Quem não tiver dinheiro tem de usar vale-pedágio, sistema eletrônico (tags), Visa Vale-Pedágio ou cupom fornecido a empresas.

Ponto de Vista

Gustavo Bovi Gonçalves, Advogado especialista em direito administrativo

A ação da concessionária Colinas é completamente ilegal. Se a pessoa não tem dinheiro, ela não pode ser obrigada a evadir o pedágio. Para acontecer a evasão de pedágio é preciso que o indivíduo sinta vontade de cometer a prática, e não se sinta coagido a fazer isso, como eles estão fazendo com o usuário. Ela tem que apresentar alternativas, o número de uma conta corrente, por exemplo.

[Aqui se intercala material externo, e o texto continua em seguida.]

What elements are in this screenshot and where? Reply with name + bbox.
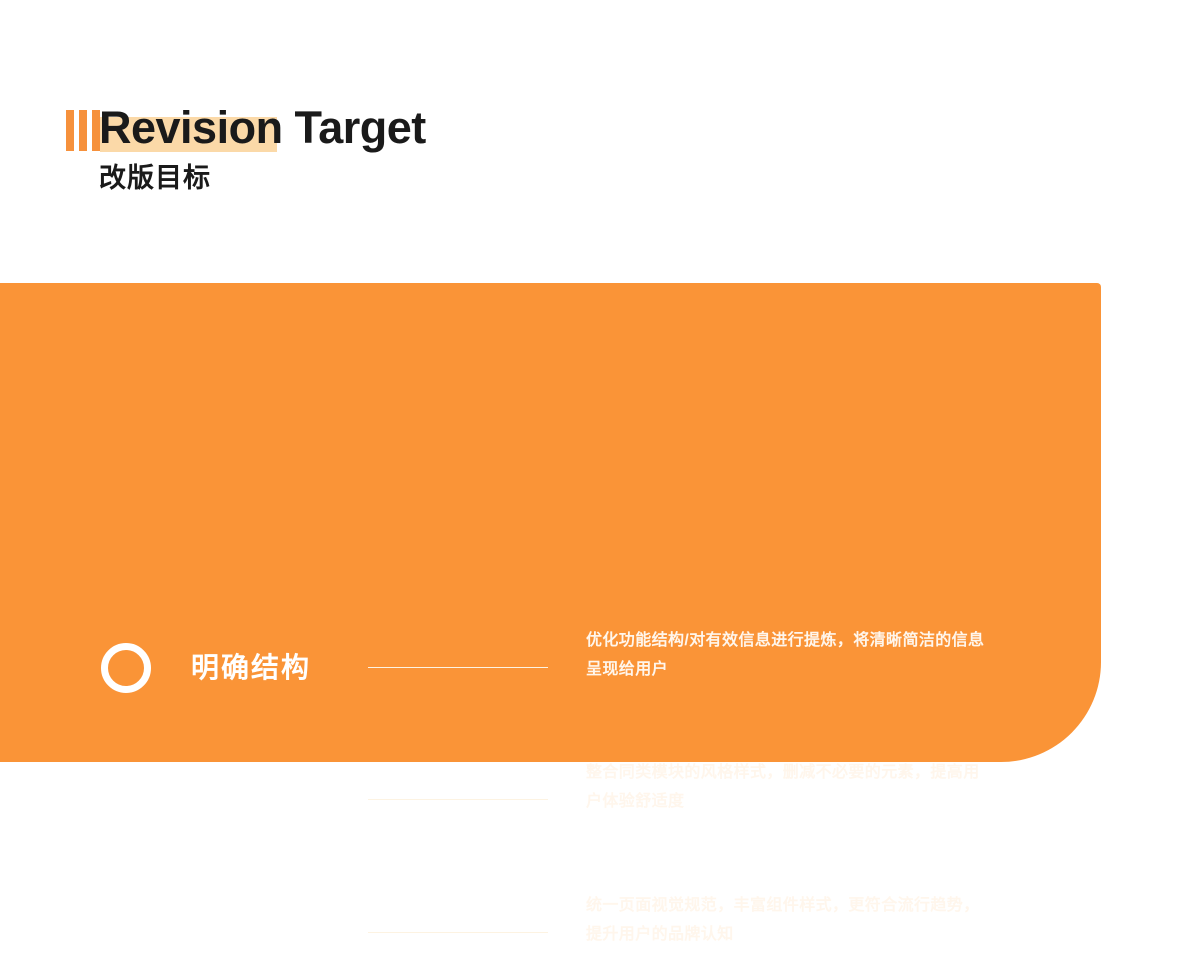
goal-label: 框架优化: [191, 777, 311, 823]
goals-panel: 明确结构 优化功能结构/对有效信息进行提炼，将清晰简洁的信息呈现给用户 框架优化…: [0, 283, 1101, 762]
slide-header: Revision Target 改版目标: [66, 100, 766, 210]
page-title-chinese: 改版目标: [99, 160, 211, 196]
ring-icon: [101, 775, 151, 825]
accent-bar-1: [66, 110, 74, 151]
accent-bar-2: [79, 110, 87, 151]
goal-list: 明确结构 优化功能结构/对有效信息进行提炼，将清晰简洁的信息呈现给用户 框架优化…: [0, 283, 1101, 762]
goal-item-3: 视觉重塑 统一页面视觉规范，丰富组件样式，更符合流行趋势，提升用户的品牌认知: [0, 903, 1101, 973]
accent-bars-decoration: [66, 110, 100, 151]
goal-label: 视觉重塑: [191, 910, 311, 956]
connector-line: [368, 932, 548, 933]
ring-icon: [101, 643, 151, 693]
connector-line: [368, 799, 548, 800]
title-row: Revision Target: [66, 100, 766, 158]
goal-item-1: 明确结构 优化功能结构/对有效信息进行提炼，将清晰简洁的信息呈现给用户: [0, 638, 1101, 708]
goal-label: 明确结构: [191, 645, 311, 691]
goal-description: 统一页面视觉规范，丰富组件样式，更符合流行趋势，提升用户的品牌认知: [586, 891, 986, 949]
ring-icon: [101, 908, 151, 958]
goal-description: 优化功能结构/对有效信息进行提炼，将清晰简洁的信息呈现给用户: [586, 626, 986, 684]
page-title-english: Revision Target: [99, 100, 426, 156]
goal-item-2: 框架优化 整合同类模块的风格样式，删减不必要的元素，提高用户体验舒适度: [0, 770, 1101, 840]
goal-description: 整合同类模块的风格样式，删减不必要的元素，提高用户体验舒适度: [586, 758, 986, 816]
connector-line: [368, 667, 548, 668]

Já aconteceu comigo. A concessionária me deu uma conta bancária para fazer o depósito, é legítimo e correto. Eles estão violando o princípio da moralidade administrativa, em que são obrigados a agir com lealdade e boa-fé, já que são empresas concessionárias do Estado. Eles não podem obrigar um indivíduo a fazer evasão de pedágio.

As pessoas que sofreram essa ação devem, assim que chegar a multa, abrir um pedido administrativo na concessionária para anular a infração e também por meio de um advogado na Justiça para pedir a anulação imediata da infração, já que ela é ilegal. Uma coisa dessa não tem cabimento.